The thing is the temperature and air pressure also dropped overnight. The lack of caffeine plus the sinus issues, plus the tension from so much body pain meant I had a triple whopper of a headache when I took the kids to basketball camp Saturday morning. It was all I had to sit there for an hour, and after taking them home and getting everyone settled…I headed to urgent care. They advised me of steps I could take to alleviate the stomach pain as well as meds I could safely take to manage the headaches. I could barely keep my eyes open. I slept most of the day. Thank goodness it was a Saturday.
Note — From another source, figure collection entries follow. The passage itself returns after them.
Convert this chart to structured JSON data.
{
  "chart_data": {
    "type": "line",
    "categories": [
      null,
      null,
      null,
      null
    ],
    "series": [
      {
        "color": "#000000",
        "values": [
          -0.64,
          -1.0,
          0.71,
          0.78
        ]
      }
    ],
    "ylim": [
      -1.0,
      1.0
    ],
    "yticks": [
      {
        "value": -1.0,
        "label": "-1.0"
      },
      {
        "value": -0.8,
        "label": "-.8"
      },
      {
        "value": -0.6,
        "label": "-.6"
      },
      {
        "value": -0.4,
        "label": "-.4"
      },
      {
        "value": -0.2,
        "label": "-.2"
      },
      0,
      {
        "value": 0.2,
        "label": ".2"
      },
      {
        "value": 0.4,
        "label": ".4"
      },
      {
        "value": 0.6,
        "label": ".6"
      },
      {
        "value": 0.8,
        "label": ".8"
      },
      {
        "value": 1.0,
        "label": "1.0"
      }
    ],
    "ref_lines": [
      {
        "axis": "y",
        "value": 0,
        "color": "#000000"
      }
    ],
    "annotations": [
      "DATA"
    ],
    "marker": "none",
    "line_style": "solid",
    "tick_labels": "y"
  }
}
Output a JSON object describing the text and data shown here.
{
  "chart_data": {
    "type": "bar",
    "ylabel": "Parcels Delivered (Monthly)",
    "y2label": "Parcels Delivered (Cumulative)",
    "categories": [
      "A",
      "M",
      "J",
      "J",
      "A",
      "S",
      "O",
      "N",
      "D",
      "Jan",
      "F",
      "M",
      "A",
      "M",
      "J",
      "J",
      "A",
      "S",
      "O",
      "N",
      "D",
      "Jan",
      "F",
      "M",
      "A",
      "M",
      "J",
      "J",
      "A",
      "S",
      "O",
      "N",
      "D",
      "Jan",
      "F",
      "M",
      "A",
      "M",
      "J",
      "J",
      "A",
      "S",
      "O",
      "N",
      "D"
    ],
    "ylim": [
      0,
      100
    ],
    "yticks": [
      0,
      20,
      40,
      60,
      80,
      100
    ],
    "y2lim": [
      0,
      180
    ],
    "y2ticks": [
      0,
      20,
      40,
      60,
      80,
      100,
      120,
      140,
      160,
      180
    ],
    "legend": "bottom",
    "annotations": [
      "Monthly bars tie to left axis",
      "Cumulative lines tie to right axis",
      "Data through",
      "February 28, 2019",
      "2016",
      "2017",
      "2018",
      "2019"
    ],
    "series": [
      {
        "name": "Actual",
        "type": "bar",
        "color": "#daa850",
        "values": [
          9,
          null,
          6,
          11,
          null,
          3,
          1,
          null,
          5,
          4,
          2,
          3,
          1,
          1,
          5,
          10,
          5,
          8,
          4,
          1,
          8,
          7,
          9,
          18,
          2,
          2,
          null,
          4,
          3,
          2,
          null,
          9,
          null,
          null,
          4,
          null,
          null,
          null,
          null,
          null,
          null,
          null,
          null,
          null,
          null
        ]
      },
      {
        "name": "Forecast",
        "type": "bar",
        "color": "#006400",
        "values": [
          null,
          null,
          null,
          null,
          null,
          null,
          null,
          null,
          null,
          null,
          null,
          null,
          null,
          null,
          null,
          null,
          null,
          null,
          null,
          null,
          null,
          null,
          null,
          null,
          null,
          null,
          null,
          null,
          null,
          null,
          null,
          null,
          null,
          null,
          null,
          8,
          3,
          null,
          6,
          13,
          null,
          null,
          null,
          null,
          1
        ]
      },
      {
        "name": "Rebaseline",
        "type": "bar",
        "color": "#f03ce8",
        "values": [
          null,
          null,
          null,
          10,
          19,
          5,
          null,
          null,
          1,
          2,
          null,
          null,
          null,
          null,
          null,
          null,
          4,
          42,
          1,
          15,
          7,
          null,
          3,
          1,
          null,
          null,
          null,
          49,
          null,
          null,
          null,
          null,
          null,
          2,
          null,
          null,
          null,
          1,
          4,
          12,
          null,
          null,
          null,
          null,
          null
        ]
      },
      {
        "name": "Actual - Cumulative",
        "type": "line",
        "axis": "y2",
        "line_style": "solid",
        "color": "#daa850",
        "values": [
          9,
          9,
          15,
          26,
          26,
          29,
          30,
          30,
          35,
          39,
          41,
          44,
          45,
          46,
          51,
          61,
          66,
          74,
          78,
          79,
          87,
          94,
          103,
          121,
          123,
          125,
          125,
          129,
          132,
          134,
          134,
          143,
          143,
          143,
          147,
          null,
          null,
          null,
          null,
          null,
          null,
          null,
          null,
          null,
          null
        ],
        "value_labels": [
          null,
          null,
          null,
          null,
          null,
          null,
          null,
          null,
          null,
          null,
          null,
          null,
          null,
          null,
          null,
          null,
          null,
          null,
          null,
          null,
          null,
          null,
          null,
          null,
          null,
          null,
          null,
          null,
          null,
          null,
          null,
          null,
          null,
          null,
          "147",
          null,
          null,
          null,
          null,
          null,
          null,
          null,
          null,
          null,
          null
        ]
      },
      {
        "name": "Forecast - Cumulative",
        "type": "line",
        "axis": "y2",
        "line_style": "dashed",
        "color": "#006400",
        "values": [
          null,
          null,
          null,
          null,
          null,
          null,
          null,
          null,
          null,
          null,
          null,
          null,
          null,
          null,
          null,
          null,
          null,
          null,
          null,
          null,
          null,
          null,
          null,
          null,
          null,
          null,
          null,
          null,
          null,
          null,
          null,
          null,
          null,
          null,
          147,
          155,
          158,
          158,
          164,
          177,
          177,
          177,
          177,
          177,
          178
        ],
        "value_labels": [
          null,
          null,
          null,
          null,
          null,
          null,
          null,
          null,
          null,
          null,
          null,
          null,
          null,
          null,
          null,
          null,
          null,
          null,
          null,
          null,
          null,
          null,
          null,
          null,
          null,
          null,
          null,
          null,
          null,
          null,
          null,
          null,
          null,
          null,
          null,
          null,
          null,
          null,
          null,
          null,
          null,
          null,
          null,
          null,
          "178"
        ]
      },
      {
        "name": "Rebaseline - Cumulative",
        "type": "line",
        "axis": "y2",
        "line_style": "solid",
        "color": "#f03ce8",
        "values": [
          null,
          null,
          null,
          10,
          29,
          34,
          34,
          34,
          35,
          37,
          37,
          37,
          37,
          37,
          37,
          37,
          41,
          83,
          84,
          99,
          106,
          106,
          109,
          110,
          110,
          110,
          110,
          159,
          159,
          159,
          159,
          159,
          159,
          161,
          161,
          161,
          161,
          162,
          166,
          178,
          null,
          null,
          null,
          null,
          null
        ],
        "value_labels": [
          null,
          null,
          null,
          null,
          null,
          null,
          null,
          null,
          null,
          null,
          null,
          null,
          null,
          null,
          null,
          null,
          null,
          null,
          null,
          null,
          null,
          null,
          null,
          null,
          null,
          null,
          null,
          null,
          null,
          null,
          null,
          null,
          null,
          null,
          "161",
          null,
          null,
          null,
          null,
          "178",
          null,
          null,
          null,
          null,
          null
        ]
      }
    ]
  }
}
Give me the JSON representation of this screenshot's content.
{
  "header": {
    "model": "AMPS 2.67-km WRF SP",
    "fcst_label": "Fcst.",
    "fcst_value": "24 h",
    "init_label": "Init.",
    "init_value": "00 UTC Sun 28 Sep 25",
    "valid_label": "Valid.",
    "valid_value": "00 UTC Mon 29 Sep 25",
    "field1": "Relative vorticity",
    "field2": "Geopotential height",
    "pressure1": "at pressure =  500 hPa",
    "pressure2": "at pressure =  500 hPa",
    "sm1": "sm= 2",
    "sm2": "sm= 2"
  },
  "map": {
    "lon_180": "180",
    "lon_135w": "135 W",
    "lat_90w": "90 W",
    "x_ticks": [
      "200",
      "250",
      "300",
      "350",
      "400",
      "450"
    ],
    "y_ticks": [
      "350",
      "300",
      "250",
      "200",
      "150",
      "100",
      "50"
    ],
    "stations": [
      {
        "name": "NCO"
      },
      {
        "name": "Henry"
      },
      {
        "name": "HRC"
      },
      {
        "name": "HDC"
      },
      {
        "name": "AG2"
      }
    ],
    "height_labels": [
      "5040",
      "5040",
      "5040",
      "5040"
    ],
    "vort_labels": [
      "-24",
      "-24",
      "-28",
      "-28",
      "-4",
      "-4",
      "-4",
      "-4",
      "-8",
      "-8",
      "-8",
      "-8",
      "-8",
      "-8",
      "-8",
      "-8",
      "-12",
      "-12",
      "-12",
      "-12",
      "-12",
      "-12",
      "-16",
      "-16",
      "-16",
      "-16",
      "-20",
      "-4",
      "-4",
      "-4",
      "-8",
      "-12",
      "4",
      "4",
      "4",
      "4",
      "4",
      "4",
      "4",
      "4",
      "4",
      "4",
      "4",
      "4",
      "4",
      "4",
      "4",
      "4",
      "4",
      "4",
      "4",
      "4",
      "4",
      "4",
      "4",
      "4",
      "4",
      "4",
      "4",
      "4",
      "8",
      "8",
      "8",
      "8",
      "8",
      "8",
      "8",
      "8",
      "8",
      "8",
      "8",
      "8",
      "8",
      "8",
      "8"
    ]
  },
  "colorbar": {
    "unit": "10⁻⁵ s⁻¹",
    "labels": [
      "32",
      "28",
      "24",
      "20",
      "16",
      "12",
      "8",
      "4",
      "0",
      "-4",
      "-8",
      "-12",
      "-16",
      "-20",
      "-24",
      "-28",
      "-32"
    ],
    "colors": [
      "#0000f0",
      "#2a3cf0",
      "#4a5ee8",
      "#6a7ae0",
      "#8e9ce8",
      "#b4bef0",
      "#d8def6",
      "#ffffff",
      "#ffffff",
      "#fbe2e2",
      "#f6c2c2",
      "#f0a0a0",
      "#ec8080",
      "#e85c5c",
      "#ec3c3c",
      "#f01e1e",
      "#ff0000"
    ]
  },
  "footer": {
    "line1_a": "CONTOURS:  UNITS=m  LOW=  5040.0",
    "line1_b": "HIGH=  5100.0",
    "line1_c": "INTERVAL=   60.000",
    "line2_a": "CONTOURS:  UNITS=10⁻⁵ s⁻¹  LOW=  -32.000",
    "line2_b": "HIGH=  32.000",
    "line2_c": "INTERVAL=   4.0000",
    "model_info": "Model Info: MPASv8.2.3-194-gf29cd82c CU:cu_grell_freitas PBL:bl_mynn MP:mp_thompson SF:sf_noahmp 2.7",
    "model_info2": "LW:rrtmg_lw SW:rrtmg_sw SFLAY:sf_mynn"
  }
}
The next morning I felt much better. Having slept so much I woke up at five. I treated my stomach gingerly, and have been slowly eliminating certain things (such as coffee :() in order to keep everything manageable. Sunday felt a little like a hangover day, today’s vibe was much better but with another temperature drop came another headache.
A page in my journal where I played with paint, pencils and paper. Processing the world Visioning the world I wish to inhabit.
Luckily it was a mostly quiet day at home. I’ve been catching up on some admin, hence the fact that these items are up on eBay, and I finally posted some stickers for sale on my ko-fi. I’m on a strict order to take Benadryl before bed so I think it’s time for me to get some sleep. I can hit the ground running with some writing in the morning — caring for the physical body comes first.
I did complete this weeks collage for The Tarot Diaries, which I hope to write on tomorrow. The podcast has fallen behind a couple of weeks, but I hope I can recover that as well. It can’t be done in poor health though, so rest it is.
I hope everyone has a safe week. Stay well friends.